Following the market’s disappointment with the first budget of the new Labour government, the value of the pound declined last week in relation to its peers. Now, focus shifts to the Bank of England meeting on Thursday, where a 25 basis point interest rate drop is expected. Any indications of a possible December cut could affect the pound, even though this cut is mainly anticipated. Recent budgetary developments, however, have reduced those odds and given the euro some support.
Last week, the Euro gained ground versus a basket of currencies thanks to encouraging Eurozone economic statistics. Indeed, recent data revealed third-quarter GDP growth that was better than anticipated, which dampened hopes that the ECB would make large interest rate reduction in December. Inflation also increased to 2% in October, which significantly influenced rate-cut rumours. Investors are currently concentrating on forthcoming manufacturing data and ECB officials’ remarks regarding interest rate policy.

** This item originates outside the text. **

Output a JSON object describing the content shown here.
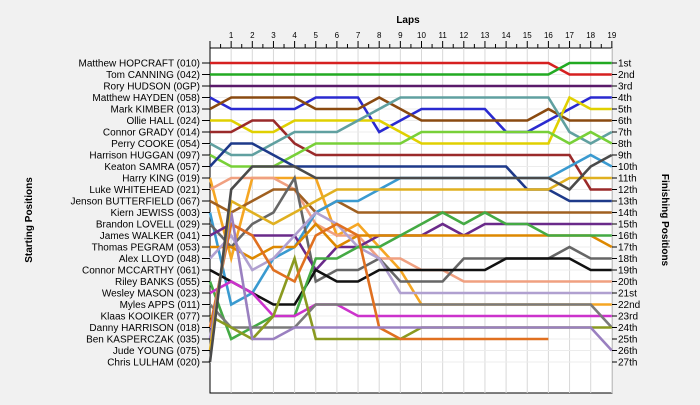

The U.S. Dollar weakened following Friday’s disappointing nonfarm payrolls data, indicating a gradual cooling in the U.S. labour market. Adding to this uncertainty, upcoming elections revealed a tight race between Donald Trump and Kamala Harris, with polls closing in before tomorrow’s vote. Moreover, market participants are also bracing for a potential 25-basis point rate cut by the Federal Reserve later this week.